Re: host check orphaned, is the mod-gearman worker on queue
Posted: Wed Apr 11, 2018 10:36 am
by rtsupport
yes, you are correct with server infra,
and as per your advised I have changed the " use_uniq_jobs=no " and after that when I enter the host group for specific location " admin_locale_wb_xgi " " admin_locale_wv_xgi" on one of the server checks for that server stopped ( Almost a hr monitoring it ) with no error "host check orphaned" and for rest of the server which have host group " nagios_infrastructure " are working fine.
set value as below on both Nagios servers then > restarted nagios, gearmand
retarted gearman_worker on worker server as well.
# use_uniq_jobs
# Using uniq keys prevents the gearman queues from filling up when there
# is no worker. However, gearmand seems to have problems with the uniq
# key and sometimes jobs get stuck in the queue.

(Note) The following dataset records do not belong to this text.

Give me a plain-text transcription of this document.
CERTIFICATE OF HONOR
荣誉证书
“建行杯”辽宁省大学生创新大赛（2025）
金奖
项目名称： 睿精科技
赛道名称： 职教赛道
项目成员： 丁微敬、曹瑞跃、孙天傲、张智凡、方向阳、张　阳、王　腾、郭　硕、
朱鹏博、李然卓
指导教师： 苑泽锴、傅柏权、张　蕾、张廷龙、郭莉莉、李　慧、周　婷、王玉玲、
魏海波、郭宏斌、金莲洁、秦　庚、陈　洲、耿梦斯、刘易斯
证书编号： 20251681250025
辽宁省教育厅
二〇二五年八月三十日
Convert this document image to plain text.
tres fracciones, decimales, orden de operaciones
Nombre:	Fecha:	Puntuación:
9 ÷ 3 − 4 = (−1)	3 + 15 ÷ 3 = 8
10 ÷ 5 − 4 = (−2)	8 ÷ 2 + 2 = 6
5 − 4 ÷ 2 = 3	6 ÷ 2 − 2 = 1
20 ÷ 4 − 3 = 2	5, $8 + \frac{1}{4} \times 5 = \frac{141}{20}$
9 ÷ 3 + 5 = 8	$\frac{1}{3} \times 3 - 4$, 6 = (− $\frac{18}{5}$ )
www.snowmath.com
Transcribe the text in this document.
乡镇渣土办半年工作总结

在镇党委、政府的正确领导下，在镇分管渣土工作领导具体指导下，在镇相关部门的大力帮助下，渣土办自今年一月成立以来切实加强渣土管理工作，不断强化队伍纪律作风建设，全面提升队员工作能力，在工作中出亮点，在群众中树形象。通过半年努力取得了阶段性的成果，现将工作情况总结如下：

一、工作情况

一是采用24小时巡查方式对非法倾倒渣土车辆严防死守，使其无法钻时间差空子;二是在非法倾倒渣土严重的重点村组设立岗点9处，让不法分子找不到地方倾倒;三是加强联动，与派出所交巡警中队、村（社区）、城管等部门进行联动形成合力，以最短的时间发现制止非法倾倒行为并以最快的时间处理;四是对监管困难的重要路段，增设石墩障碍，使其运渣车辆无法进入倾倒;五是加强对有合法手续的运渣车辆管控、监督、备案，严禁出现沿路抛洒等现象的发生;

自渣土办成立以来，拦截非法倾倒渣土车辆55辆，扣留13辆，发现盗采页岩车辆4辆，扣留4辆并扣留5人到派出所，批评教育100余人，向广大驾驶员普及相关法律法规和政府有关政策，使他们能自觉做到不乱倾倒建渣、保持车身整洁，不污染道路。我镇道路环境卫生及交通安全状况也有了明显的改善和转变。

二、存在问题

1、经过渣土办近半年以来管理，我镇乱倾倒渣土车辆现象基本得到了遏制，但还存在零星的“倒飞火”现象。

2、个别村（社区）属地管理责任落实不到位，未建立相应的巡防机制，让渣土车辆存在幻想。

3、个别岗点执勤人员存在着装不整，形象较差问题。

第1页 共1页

Set this option to 'off'
# when you run into problems with stuck jobs but make sure your worker
# are running.
use_uniq_jobs=no
Re: host check orphaned, is the mod-gearman worker on queue
Posted: Wed Apr 11, 2018 11:12 am
by tgriep
What I think is happening is that the Worker is having issues with the duplicate Hostgroups that are coming from 2 separate servers and it is now working right.
I suggest going to a single Gearman server and a single Gearman worker and see if that works better for your needs.
Re: host check orphaned, is the mod-gearman worker on queue
Posted: Thu Apr 12, 2018 8:48 am
by rtsupport
We have commented ..108.37 in worker server and now we have only one gearman ..107.31 server with one worker server.
After this changes.. All checks with Linux, and windows server are working fine with specified host groups.
But we have to identified why we are not able to run two gearman server with one worker server. as we are in process of up-gradation then our servers architect would be ...
Two Nagios servers PRD/DR connected with --
X Site Two worker server
Y Site Two worker server
Z Site Two worker server
M Site Two worker server
All specified Sites worker server will connect with both Nagios server PRD/DR and if X Site any single worker server is down then we have another worker server to process the checks.
Additionally want to check...
Currently we have Nagios installed on Linux 6.9 which we have to upgrade on RHEL 7.4 so what would be the best practice for it.
As per my understanding .. Install Existing Nagios Version on RHEL 7.4 > Restore Existing Nagios Backup > upgrade Nagios Xi with latest version.
If we are going with this process then will Nagios configuration with Linux 6.9 work with RHEL 7.4 ?
or do you have any better plan for it ?
Re: host check orphaned, is the mod-gearman worker on queue
Posted: Thu Apr 12, 2018 10:32 am
by tgriep
Mod Gearman was not developed by us so you may have to ask the author on why your setup didn't work to be sure.
I did not see the Scenario you are trying to setup in your environment.
Your steps for migrating from a 6.x OS to a 7.x OS is sound.
Setup the new server and install the same version of XI to make sure everything is compatible.
Do the backup on the original server and restore on the new server. Here is the link for that procedure if you need it.
https://support.nagios.com/kb/article.php?id=180
Then I suggest doing the manual upgrade of XI on the new server and the documentation for that is here.
https://support.nagios.com/kb/article/n ... i-134.html
As long as both OS's are running the same architecture, it should migrate for you.
A few things to do on the new server.
If you setup SSL on the old server, you will have to set it up on the new as the settings for that are not migrated.
If you are using a different hostname for the server, you would have to go and update the Program URL and the External URL in the Admin > System Settings menu.